Mruche thinks it’s working. Since 2019, he has worked in four dispensaries in Kwale county and speaks of a significant decline in severe diarrhoeal disease and childhood mortality linked to diarrhoeal diseases. Wasini Dispensary has not had a single case this year, he says.

That’s particularly impressive as Kwale County experienced a significant cholera outbreak starting in early 2025, due to issues of water sanitation and hygiene, and exacerbated by flooding. Lunga Lunga, where Wasini Island’s Sub-County Hospital is located, was hit. But Wasini, the rustic island, recorded no cholera cases.

Building a culture of immunisation

Mruche says there is as good as no community resistance to old, familiar vaccines, but newly launched vaccines require frequent engagement to raise awareness. HPV and the recently introduced typhoid conjugate vaccine (TCV) experienced some programmatic teething pains, he says, but those are now resolved.

“Face-to-face communication and human interactions are very important to us. We like to sit together and share stories, so health providers and community health promoters often come to talk to us in this setting,” says Ahmed Omar, a local parent.
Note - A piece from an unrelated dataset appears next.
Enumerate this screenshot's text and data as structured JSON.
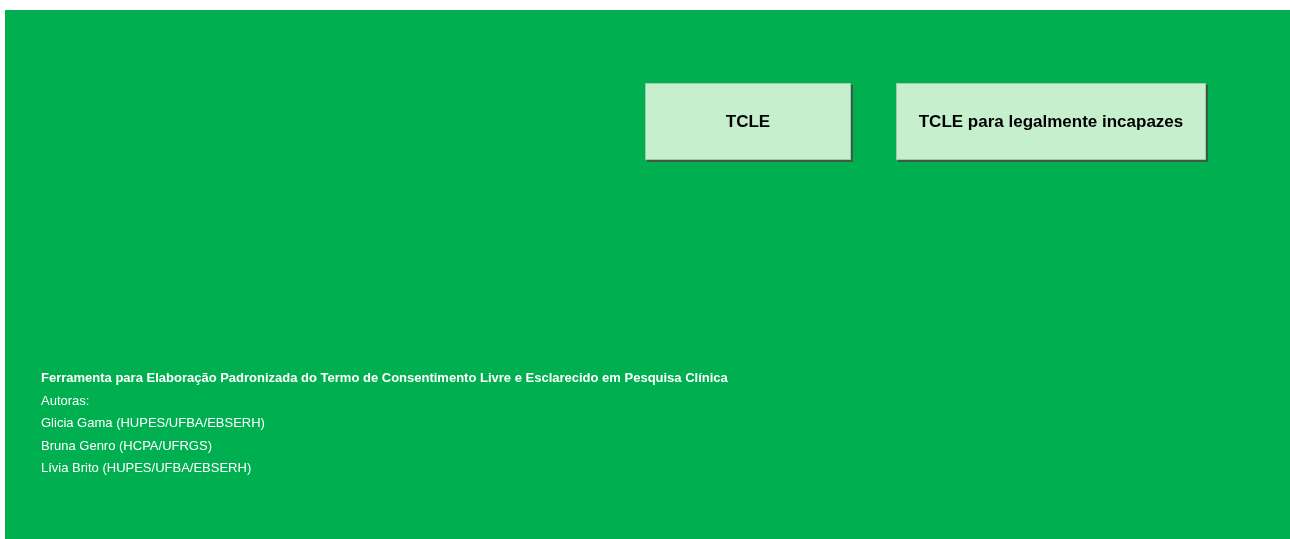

“With the new vaccines, at the vaccine’s introduction point, sometimes parents would say they do not want the vaccine, but then I would say, will you still listen to me as I explain to you why it is important, and they would all say yes. Days later, you’ll start seeing them in the immunisation room,” Mruche says.

Their efforts are showing up in the statistics. In 2019, health facilities in Kwale county recorded as many as 50,000 typhoid fever cases in a year and half of those were children. With community health promoters’ intervention, teaching household and environmental best practice on hygiene, cases have fallen to nearly 19,000 per year. A further drop is expected as the vaccine raises population immunity levels.